The Science Establishment pouted and the New York Times castigated the president’s call. But other scientists had already taken up the president’s challenge, and their work was paying off. Experiments in mice by Rudolf Jaenisch at Harvard demonstrated proof of principle for “altered nuclear transfer” (ANT), a theoretical method of deriving pluripotent stem cells without creating and destroying embryos. Don Landry, Professor at Columbia University Department of Medicine, developed a way to identify dead embryos for potential use in stem-cell research — which would be no more unethical than researching on cadavers. Perhaps most excitingly, Kyoto University’s Shinya Yamanaka reprogrammed skin cells from the tails of mice, and reverted them back to an embryonic-like stem-cell state — offering tremendous hope that every therapeutic benefit scientists believed could be derived from therapeutic cloning, could instead be achieved by regressing a patient’s own tissues.

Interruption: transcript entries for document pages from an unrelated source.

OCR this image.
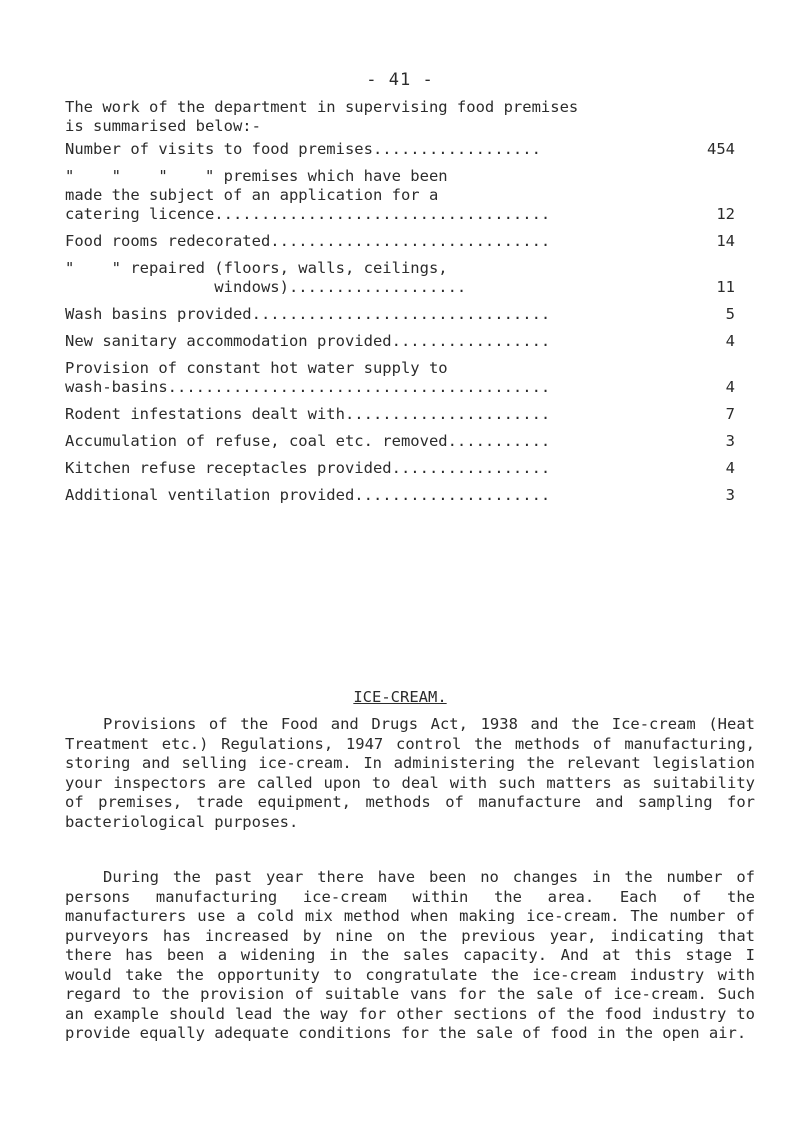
- 41 -
The work of the department in supervising food premises
is summarised below:-
Number of visits to food premises..................	454
"    "    "    " premises which have been
made the subject of an application for a
catering licence....................................	12
Food rooms redecorated..............................	14
"    " repaired (floors, walls, ceilings,
windows)...................	11
Wash basins provided................................	5
New sanitary accommodation provided.................	4
Provision of constant hot water supply to
wash-basins.........................................	4
Rodent infestations dealt with......................	7
Accumulation of refuse, coal etc. removed...........	3
Kitchen refuse receptacles provided.................	4
Additional ventilation provided.....................	3
ICE-CREAM.

Provisions of the Food and Drugs Act, 1938 and the Ice-cream (Heat Treatment etc.) Regulations, 1947 control the methods of manufacturing, storing and selling ice-cream. In administering the relevant legislation your inspectors are called upon to deal with such matters as suitability of premises, trade equipment, methods of manufacture and sampling for bacteriological purposes.

During the past year there have been no changes in the number of persons manufacturing ice-cream within the area. Each of the manufacturers use a cold mix method when making ice-cream. The number of purveyors has increased by nine on the previous year, indicating that there has been a widening in the sales capacity. And at this stage I would take the opportunity to congratulate the ice-cream industry with regard to the provision of suitable vans for the sale of ice-cream. Such an example should lead the way for other sections of the food industry to provide equally adequate conditions for the sale of food in the open air.
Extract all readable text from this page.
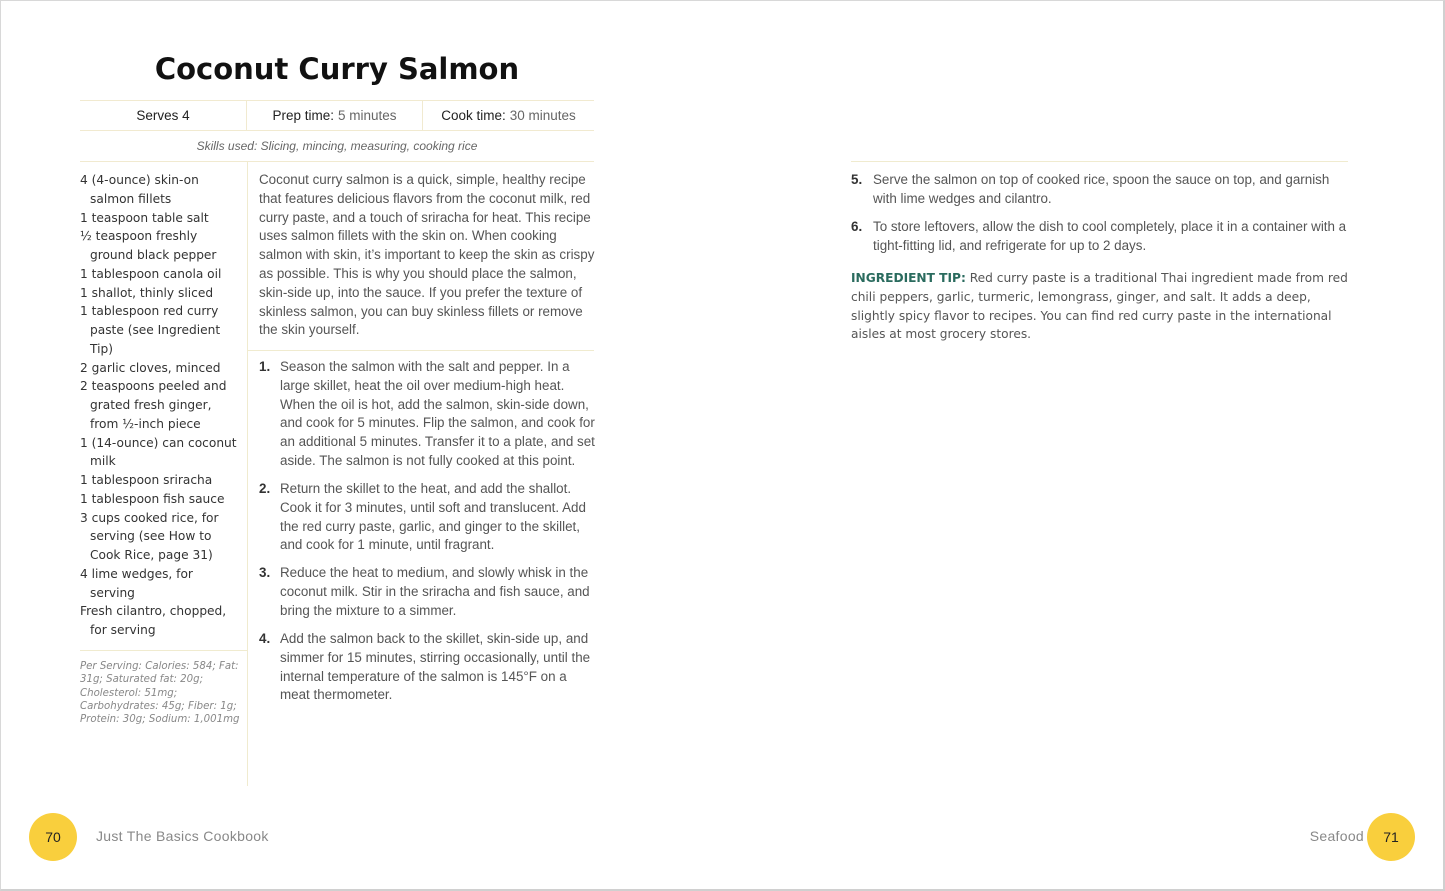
Coconut Curry Salmon
Serves 4	Prep time: 5 minutes	Cook time: 30 minutes
Skills used: Slicing, mincing, measuring, cooking rice
4 (4-ounce) skin-on salmon fillets
1 teaspoon table salt
½ teaspoon freshly ground black pepper
1 tablespoon canola oil
1 shallot, thinly sliced
1 tablespoon red curry paste (see Ingredient Tip)
2 garlic cloves, minced
2 teaspoons peeled and grated fresh ginger, from ½-inch piece
1 (14-ounce) can coconut milk
1 tablespoon sriracha
1 tablespoon fish sauce
3 cups cooked rice, for serving (see How to Cook Rice, page 31)
4 lime wedges, for serving
Fresh cilantro, chopped, for serving

Per Serving: Calories: 584; Fat: 31g; Saturated fat: 20g; Cholesterol: 51mg; Carbohydrates: 45g; Fiber: 1g; Protein: 30g; Sodium: 1,001mg

Coconut curry salmon is a quick, simple, healthy recipe that features delicious flavors from the coconut milk, red curry paste, and a touch of sriracha for heat. This recipe uses salmon fillets with the skin on. When cooking salmon with skin, it’s important to keep the skin as crispy as possible. This is why you should place the salmon, skin-side up, into the sauce. If you prefer the texture of skinless salmon, you can buy skinless fillets or remove the skin yourself.

1. Season the salmon with the salt and pepper. In a large skillet, heat the oil over medium-high heat. When the oil is hot, add the salmon, skin-side down, and cook for 5 minutes. Flip the salmon, and cook for an additional 5 minutes. Transfer it to a plate, and set aside. The salmon is not fully cooked at this point.
2. Return the skillet to the heat, and add the shallot. Cook it for 3 minutes, until soft and translucent. Add the red curry paste, garlic, and ginger to the skillet, and cook for 1 minute, until fragrant.
3. Reduce the heat to medium, and slowly whisk in the coconut milk. Stir in the sriracha and fish sauce, and bring the mixture to a simmer.
4. Add the salmon back to the skillet, skin-side up, and simmer for 15 minutes, stirring occasionally, until the internal temperature of the salmon is 145°F on a meat thermometer.
5. Serve the salmon on top of cooked rice, spoon the sauce on top, and garnish with lime wedges and cilantro.
6. To store leftovers, allow the dish to cool completely, place it in a container with a tight-fitting lid, and refrigerate for up to 2 days.

INGREDIENT TIP: Red curry paste is a traditional Thai ingredient made from red chili peppers, garlic, turmeric, lemongrass, ginger, and salt. It adds a deep, slightly spicy flavor to recipes. You can find red curry paste in the international aisles at most grocery stores.

70	Just The Basics Cookbook	Seafood	71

Then, last week very big news: Ian Wilmut — who opened the Pandora’s Box of human cloning with the creation of Dolly the sheep, and who two years ago obtained a license from the United Kingdom’s Human Fertilization and Embryology Authority to create cloned human embryos from the cells of Lou Gehrig’s disease patients — stunned the scientific world with the sudden and unexpected announcement that he had rejected human cloning research, in favor of pursuing cell reprogramming as an ethical and uncontroversial means of obtaining pluripotent cells. Wilmut told the Telegraph:
The odds are that by the time we make nuclear transfer work in humans, direct reprogramming will work too.
I am anticipating that before too long we will be able to use the Yamanaka approach to achieve the same, without making human embryos. I have no doubt that in the long term, direct reprogramming will be more productive, though we can’t be sure exactly when, next year or five years into the future.

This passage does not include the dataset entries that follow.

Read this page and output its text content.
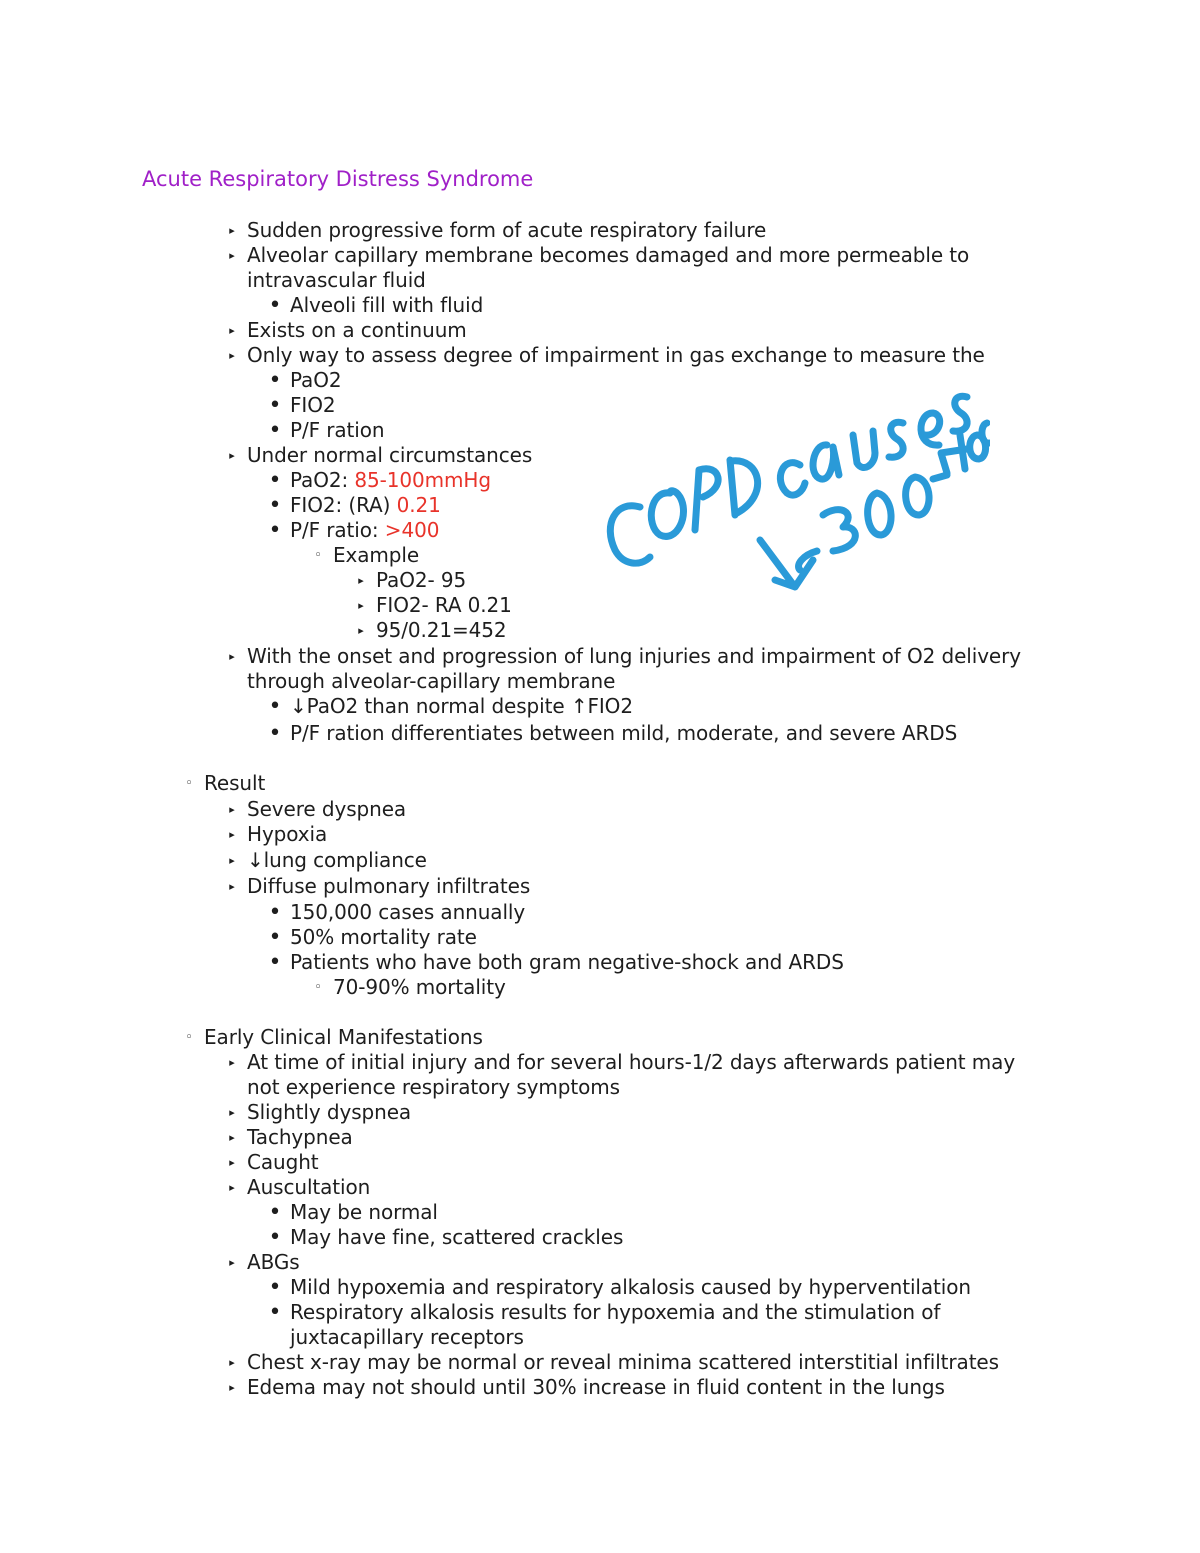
Acute Respiratory Distress Syndrome
▸ Sudden progressive form of acute respiratory failure
▸ Alveolar capillary membrane becomes damaged and more permeable to
intravascular fluid
• Alveoli fill with fluid
▸ Exists on a continuum
▸ Only way to assess degree of impairment in gas exchange to measure the
• PaO2
• FIO2
• P/F ration
▸ Under normal circumstances
• PaO2: 85-100mmHg
• FIO2: (RA) 0.21
• P/F ratio: >400
◦ Example
▸ PaO2- 95
▸ FIO2- RA 0.21
▸ 95/0.21=452
▸ With the onset and progression of lung injuries and impairment of O2 delivery
through alveolar-capillary membrane
• ↓PaO2 than normal despite ↑FIO2
• P/F ration differentiates between mild, moderate, and severe ARDS
◦ Result
▸ Severe dyspnea
▸ Hypoxia
▸ ↓lung compliance
▸ Diffuse pulmonary infiltrates
• 150,000 cases annually
• 50% mortality rate
• Patients who have both gram negative-shock and ARDS
◦ 70-90% mortality
◦ Early Clinical Manifestations
▸ At time of initial injury and for several hours-1/2 days afterwards patient may
not experience respiratory symptoms
▸ Slightly dyspnea
▸ Tachypnea
▸ Caught
▸ Auscultation
• May be normal
• May have fine, scattered crackles
▸ ABGs
• Mild hypoxemia and respiratory alkalosis caused by hyperventilation
• Respiratory alkalosis results for hypoxemia and the stimulation of
juxtacapillary receptors
▸ Chest x-ray may be normal or reveal minima scattered interstitial infiltrates
▸ Edema may not should until 30% increase in fluid content in the lungs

Finally, today came the Krakatau of stem-cell announcements: Reprogramming has been achieved using human cells. As reported by the journal Science, researchers reverted human connective tissue cells back to an embryonic-stem-cell-like state — and then differentiated them into all three of the body’s major tissue types. If this work pans out, there will be no need to create human cloned embryos for use in embryonic-stem-cell therapies.

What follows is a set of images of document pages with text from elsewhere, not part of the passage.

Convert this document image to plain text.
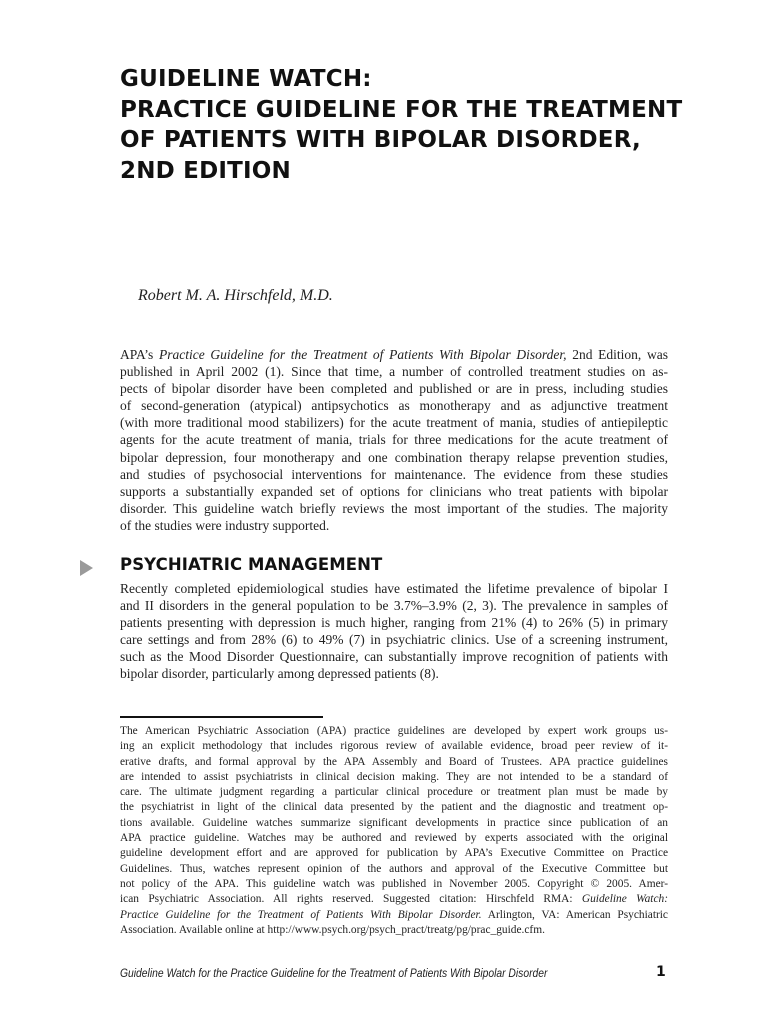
GUIDELINE WATCH:
PRACTICE GUIDELINE FOR THE TREATMENT
OF PATIENTS WITH BIPOLAR DISORDER,
2ND EDITION
Robert M. A. Hirschfeld, M.D.
APA’s Practice Guideline for the Treatment of Patients With Bipolar Disorder, 2nd Edition, was
published in April 2002 (1). Since that time, a number of controlled treatment studies on as-
pects of bipolar disorder have been completed and published or are in press, including studies
of second-generation (atypical) antipsychotics as monotherapy and as adjunctive treatment
(with more traditional mood stabilizers) for the acute treatment of mania, studies of antiepileptic
agents for the acute treatment of mania, trials for three medications for the acute treatment of
bipolar depression, four monotherapy and one combination therapy relapse prevention studies,
and studies of psychosocial interventions for maintenance. The evidence from these studies
supports a substantially expanded set of options for clinicians who treat patients with bipolar
disorder. This guideline watch briefly reviews the most important of the studies. The majority
of the studies were industry supported.
PSYCHIATRIC MANAGEMENT
Recently completed epidemiological studies have estimated the lifetime prevalence of bipolar I
and II disorders in the general population to be 3.7%–3.9% (2, 3). The prevalence in samples of
patients presenting with depression is much higher, ranging from 21% (4) to 26% (5) in primary
care settings and from 28% (6) to 49% (7) in psychiatric clinics. Use of a screening instrument,
such as the Mood Disorder Questionnaire, can substantially improve recognition of patients with
bipolar disorder, particularly among depressed patients (8).
The American Psychiatric Association (APA) practice guidelines are developed by expert work groups us-
ing an explicit methodology that includes rigorous review of available evidence, broad peer review of it-
erative drafts, and formal approval by the APA Assembly and Board of Trustees. APA practice guidelines
are intended to assist psychiatrists in clinical decision making. They are not intended to be a standard of
care. The ultimate judgment regarding a particular clinical procedure or treatment plan must be made by
the psychiatrist in light of the clinical data presented by the patient and the diagnostic and treatment op-
tions available. Guideline watches summarize significant developments in practice since publication of an
APA practice guideline. Watches may be authored and reviewed by experts associated with the original
guideline development effort and are approved for publication by APA’s Executive Committee on Practice
Guidelines. Thus, watches represent opinion of the authors and approval of the Executive Committee but
not policy of the APA. This guideline watch was published in November 2005. Copyright © 2005. Amer-
ican Psychiatric Association. All rights reserved. Suggested citation: Hirschfeld RMA: Guideline Watch:
Practice Guideline for the Treatment of Patients With Bipolar Disorder. Arlington, VA: American Psychiatric
Association. Available online at http://www.psych.org/psych_pract/treatg/pg/prac_guide.cfm.
Guideline Watch for the Practice Guideline for the Treatment of Patients With Bipolar Disorder	1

I believe that many of these exciting “alternative” methods would not have been achieved but for President Bush’s stalwart stand promoting ethical stem-cell research. Indeed, had the president followed the crowd instead of leading it, most research efforts would have been devoted to trying to perfect ESCR and human-cloning research — which, despite copious funding, have not worked out yet as scientists originally hoped.
So thank you for your courageous leadership, Mr. President. Because of your willingness to absorb the brickbats of the Science Establishment, the Media Elite, and weak-kneed Republican and Democratic politicians alike — we now have the very real potential of developing thriving and robust stem-cell medicine and scientific research sectors that will bridge, rather than exacerbate, our moral differences over the importance and meaning of human life.
– Wesley J. Smith is a senior fellow at the Discovery Institute, an attorney for the International Task Force on Euthanasia and Assisted Suicide, and a special consultant to the Center for Bioethics and Culture.